Shadow

A COVID-19 e a metamorfose na administração

Devido às ações de combate a pandemia do novo coronavírus foram necessárias adaptações comportamentais não apenas no âmbito pessoal mas também no contexto organizacional.

Devido às ações de combate a pandemia do novo coronavírus foram necessárias adaptações comportamentais não apenas no âmbito pessoal, como também no profissional.

No que tange a gestão organizacional, grande parte das empresas passaram por um processo que poderíamos chamar de metamorfose ambulante – breve analogia a música de Raul Seixas lançada em 1973 – no qual foi e ainda é possível verificar a dinamicidade corrente das ações e situações contextuais mercadológicas.

Partindo para o contexto acadêmico podemos verificar contribuições de diversos teóricos que discorrem sobre capacidades dinâmicas, criatividade, inovação e tecnologia. Entretanto o contexto atual permite a observação da prática dos achados ainda que seja feita de forma obrigatória. Uma dessas práticas que ainda pouco disseminadas no panorama nacional foi o famoso home office o qual surge desconstruindo a ideia de eficiência atrelada apenas pela presença física. Muitas empresas com culturas flexíveis e voltadas à inovação já aplicavam o home office no seu cotidiano, entretanto a partir do novo cenário o que parecia impossível de se aplicar em organização “tradicionais” foi permissivo por meio da pressão por adaptação.

Apesar da distância entre os colaboradores especialistas defendem que a pratica permite maior interação entre a equipe por necessitar de um contato mais frequente facilitando feedbacks “fora da tendência”, ou seja, sem ciclo definido. Agora são passados de maneira mais ágil e prática, possibilitando maior flexibilidade na resolução de questões e melhorias comportamentais.

Ademais o uso de meios digitais se tornou cada vez mais valorizado e ferramentas tecnológicas se apresentam como fundamentais para prestação de suporte nas atividades cotidianas, trazendo um novo significado a maneira de trabalho e permitindo o desenvolvimento de soft skills.

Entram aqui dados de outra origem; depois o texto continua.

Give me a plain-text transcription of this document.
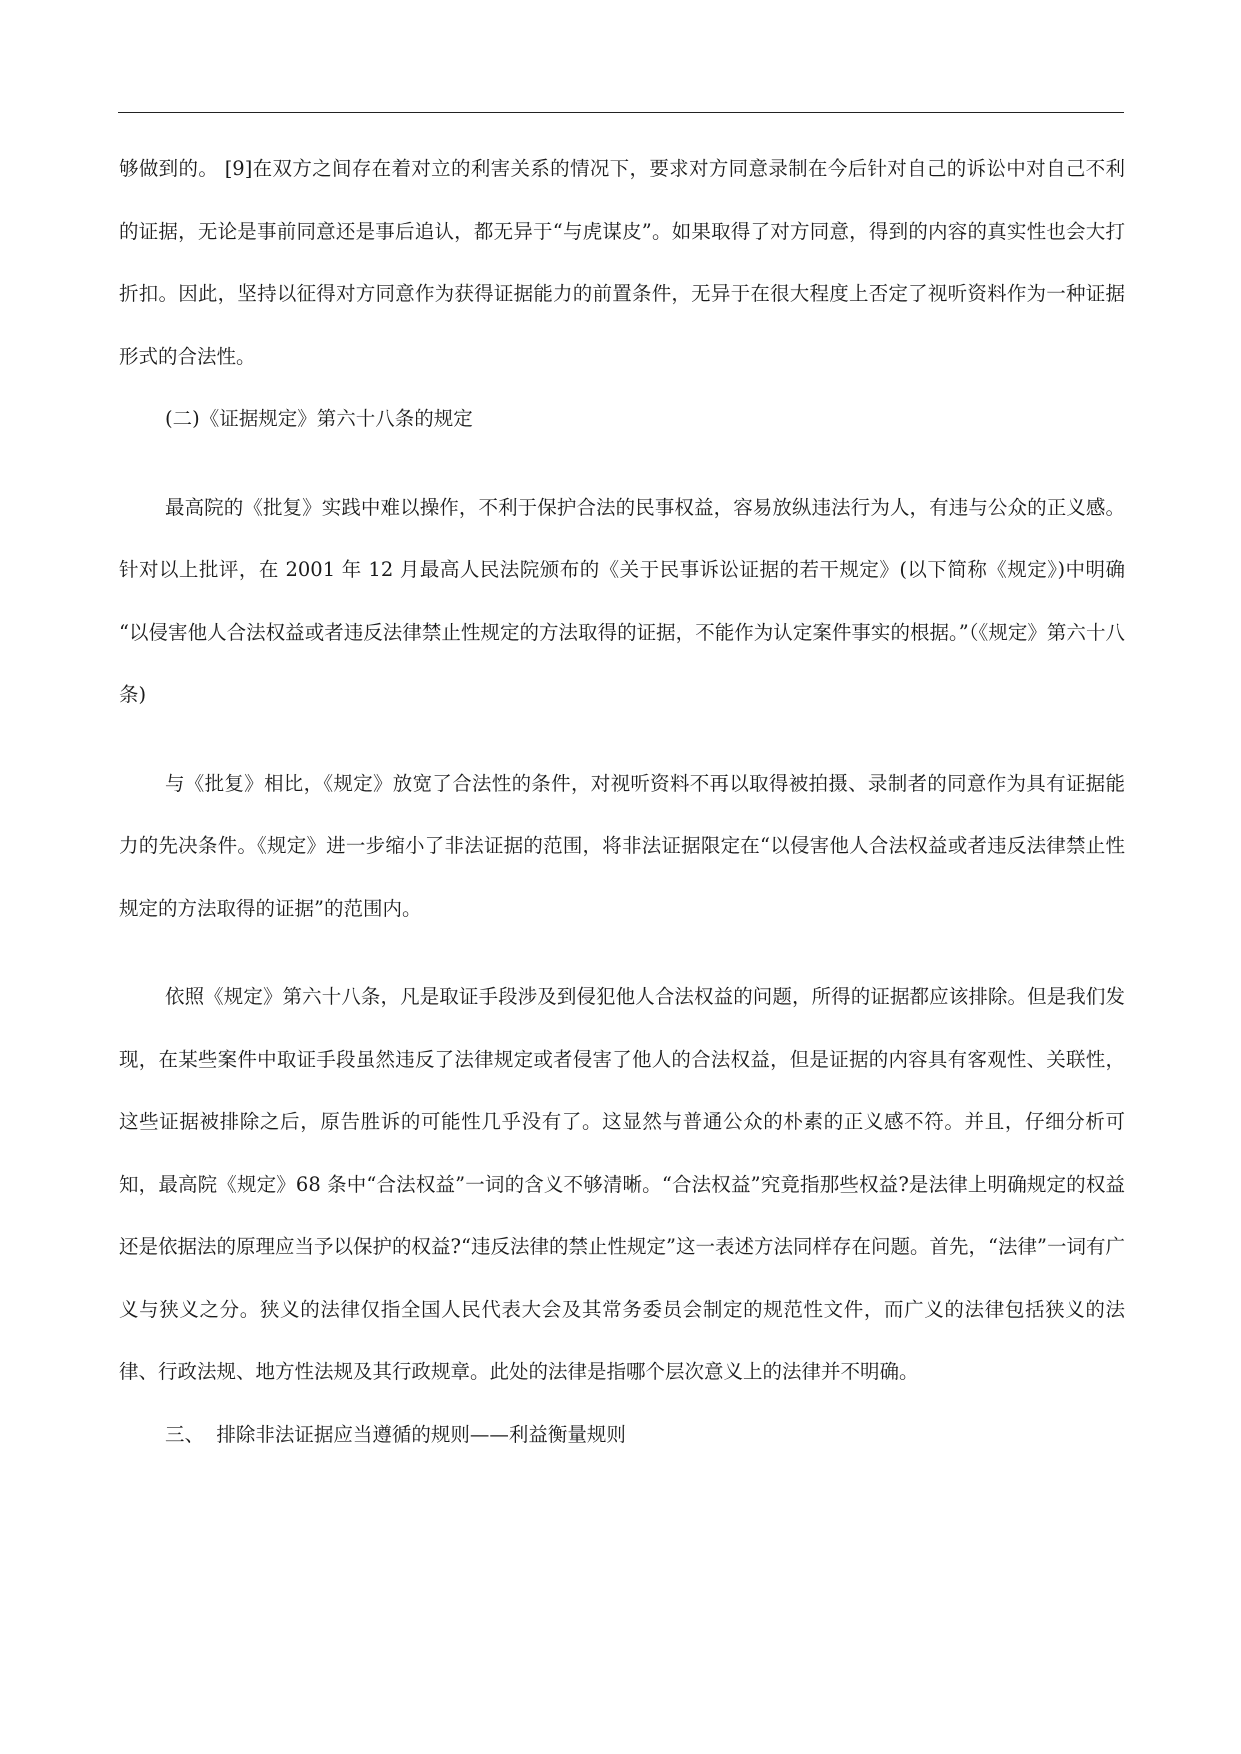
够做到的。 [9]在双方之间存在着对立的利害关系的情况下，要求对方同意录制在今后针对自己的诉讼中对自己不利的证据，无论是事前同意还是事后追认，都无异于“与虎谋皮”。如果取得了对方同意，得到的内容的真实性也会大打折扣。因此，坚持以征得对方同意作为获得证据能力的前置条件，无异于在很大程度上否定了视听资料作为一种证据形式的合法性。

(二)《证据规定》第六十八条的规定

最高院的《批复》实践中难以操作，不利于保护合法的民事权益，容易放纵违法行为人，有违与公众的正义感。针对以上批评，在 2001 年 12 月最高人民法院颁布的《关于民事诉讼证据的若干规定》(以下简称《规定》)中明确 “以侵害他人合法权益或者违反法律禁止性规定的方法取得的证据，不能作为认定案件事实的根据。”（《规定》第六十八条)

与《批复》相比，《规定》放宽了合法性的条件，对视听资料不再以取得被拍摄、录制者的同意作为具有证据能力的先决条件。《规定》进一步缩小了非法证据的范围，将非法证据限定在“以侵害他人合法权益或者违反法律禁止性规定的方法取得的证据”的范围内。

依照《规定》第六十八条，凡是取证手段涉及到侵犯他人合法权益的问题，所得的证据都应该排除。但是我们发现，在某些案件中取证手段虽然违反了法律规定或者侵害了他人的合法权益，但是证据的内容具有客观性、关联性，这些证据被排除之后，原告胜诉的可能性几乎没有了。这显然与普通公众的朴素的正义感不符。并且，仔细分析可知，最高院《规定》68 条中“合法权益”一词的含义不够清晰。“合法权益”究竟指那些权益?是法律上明确规定的权益还是依据法的原理应当予以保护的权益?“违反法律的禁止性规定”这一表述方法同样存在问题。首先，“法律”一词有广义与狭义之分。狭义的法律仅指全国人民代表大会及其常务委员会制定的规范性文件，而广义的法律包括狭义的法律、行政法规、地方性法规及其行政规章。此处的法律是指哪个层次意义上的法律并不明确。

三、  排除非法证据应当遵循的规则——利益衡量规则
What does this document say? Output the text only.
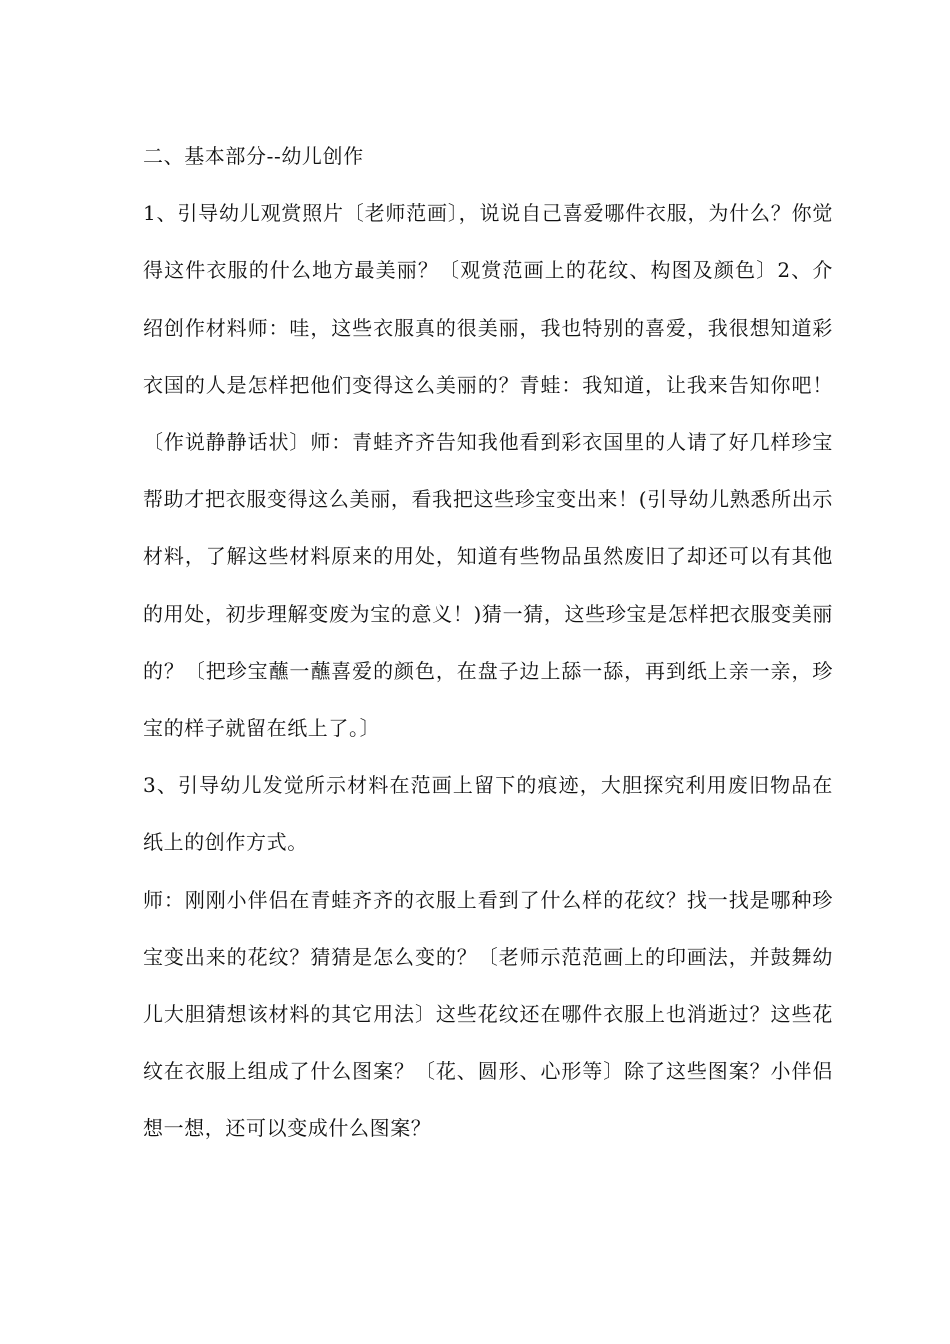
二、基本部分--幼儿创作

1、引导幼儿观赏照片〔老师范画〕，说说自己喜爱哪件衣服，为什么？你觉得这件衣服的什么地方最美丽？〔观赏范画上的花纹、构图及颜色〕2、介绍创作材料师：哇，这些衣服真的很美丽，我也特别的喜爱，我很想知道彩衣国的人是怎样把他们变得这么美丽的？青蛙：我知道，让我来告知你吧！〔作说静静话状〕师：青蛙齐齐告知我他看到彩衣国里的人请了好几样珍宝帮助才把衣服变得这么美丽，看我把这些珍宝变出来！(引导幼儿熟悉所出示材料，了解这些材料原来的用处，知道有些物品虽然废旧了却还可以有其他的用处，初步理解变废为宝的意义！)猜一猜，这些珍宝是怎样把衣服变美丽的？〔把珍宝蘸一蘸喜爱的颜色，在盘子边上舔一舔，再到纸上亲一亲，珍宝的样子就留在纸上了。〕

3、引导幼儿发觉所示材料在范画上留下的痕迹，大胆探究利用废旧物品在纸上的创作方式。

师：刚刚小伴侣在青蛙齐齐的衣服上看到了什么样的花纹？找一找是哪种珍宝变出来的花纹？猜猜是怎么变的？〔老师示范范画上的印画法，并鼓舞幼儿大胆猜想该材料的其它用法〕这些花纹还在哪件衣服上也消逝过？这些花纹在衣服上组成了什么图案？〔花、圆形、心形等〕除了这些图案？小伴侣想一想，还可以变成什么图案？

Outro ponto que merece destaque é o e-commerce. O fato de ter acesso a redes sociais não significa dizer que o empreendedor está otimizando seu uso. Com a pandemia a valoração das redes sociais foi crescente e teve impactos diretos na forma de consumo refletidos também na maneira de ofertar produtos/serviços aos clientes. Grandes e pequenos empreendedores observaram a importância de investir em marketing digital o qual se transfigurou de uma ferramenta de apoio para uma ferramenta básica de divulgação que necessita de estratégias para atingimento dos resultados.

A economia low touch também emerge com mais força permitindo a inserção de novos modelos de negócios com base no menor contato direto entre vendedores e clientes, usando o e-commerce como meio de disseminação das informações e do processo de venda. Permitindo um olhar sinérgico entre as vendas regulares e um processo de venda que propicia maior autonomia de escolha dos clientes a partir de plataformas interativas.

Esses novos caminhos trilhados pelas organizações trarão consequências na maneira de gerir negócios possibilitando maior acessibilidade e capacidades dinâmicas. Para o enfrentamento das dificuldades é necessário desenvolver estratégias corporativas adaptáveis com foco nos objetivos pois como citado por Lewis Carroll “para quem não sabe para onde vai, qualquer caminho serve” (CARROL, 1865).